Mechanism of Modified Erchentang on Expression of CXCL8-CXCR1/2 Axle Genes in Lung Tissue of Rats with Chronic Obstructive Pulmonary Disease
10.13422/j.cnki.syfjx.20200801
- VernacularTitle:基于CXCL8-CXCR1/2轴探讨二陈汤加味对COPD大鼠的抗炎机制
- Author:
Li-zhi SHANG
1
;
Shu JI
1
;
Long-tao SHI
1
;
Yao-yang LI
1
;
Meng-di MAO
1
;
Guang-yuan ZHANG
1
;
Guo-qiang WANG
1
;
Wen-ying XIE
1
;
Li-li XU
1
Author Information
1. Henan University of Traditional Chinese Medicine, Zhengzhou 450046, China
- Publication Type:Research Article
- Keywords:
chronic obstructive pulmonary disease(COPD);
inflammatory;
Erchentang;
chemokines;
receptor
- From:
Chinese Journal of Experimental Traditional Medical Formulae
2020;26(11):40-48
- CountryChina
- Language:Chinese
-
Abstract:
Objective:To observe the effect of modified Erchentang on the expression of CXC chemokine ligand (CXCL) 8-CXC chemotaxis factor receptor (CXCR) 1/2 genes in the lung tissue of rats with chronic obstructive pulmonary disease (COPD), in order to explore the anti-inflammatory molecular mechanism of Erchentang on COPD. Method:Forty SD rats were randomly divided into normal group, model group, Jizhi syrup group and modified Erchentang group. COPD models in rats were prepared by cigarette smoke and dripping lipopolysaccharide (LPS) in the trachea.
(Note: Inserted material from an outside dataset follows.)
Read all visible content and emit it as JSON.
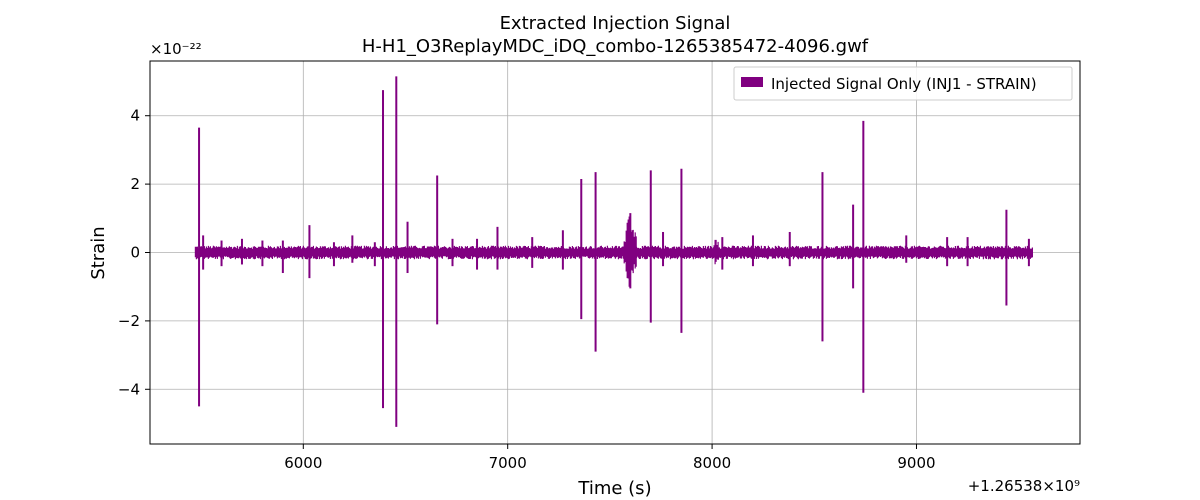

After modeling, normal and model groups were intragastrically given normal saline solution, Jizhi syrup group was given Jizhi syrup(10 g·kg-1),and modified Erchentang group was given intragastrically corresponding herbal drugs (10 g·kg-1) for 14 days. The levels of chemokines CXCL1, CXCL8 were detected by enzyme-linked immunosorbent assay in rat bronchoalveolar lavage fluid (BALF). The mRNA expressions of CXCL8, CXCR1 and CXCR2 were detected by quantitative real time PCR (Real-time PCR). Western blot was used to detect the levels of CXCL8, CXCR1 and CXCR2 protein, the pathological changes of lung tissues were observed by hematoxylin-eosin(HE) staining,and immunohistochemistry (IHC) method was used to detect the expressions of CXCL8, CXCR1 and CXCR2 protein in the lung tissue of all the groups. Result:The levels of chemokines CXCL1, CXCL8 in rats BALF were increased significantly (P<0.01), the expressions of CXCL8,CXCR1 and CXCR2 mRNA and protein were increased significantly (P<0.05, P<0.01) in model group compared with normal group. Compared with model group, the expressions of CXCL8, CXCR1 and CXCR2 mRNA and protein were decreased significantly (P<0.05), and the levels of chemokines CXCL1, CXCL8 in rats BALF were decreased significantly (P<0.01) in modified Erchentang. Conclusion:Modified Erchentang has an anti-inflammatory effect on COPD. The mechanism may be related to inhibiting the expressions of CXCL8, CXCR1, CXCR2 mRNA and protein, and reducing the release of chemokines CXCL1, CXCL8.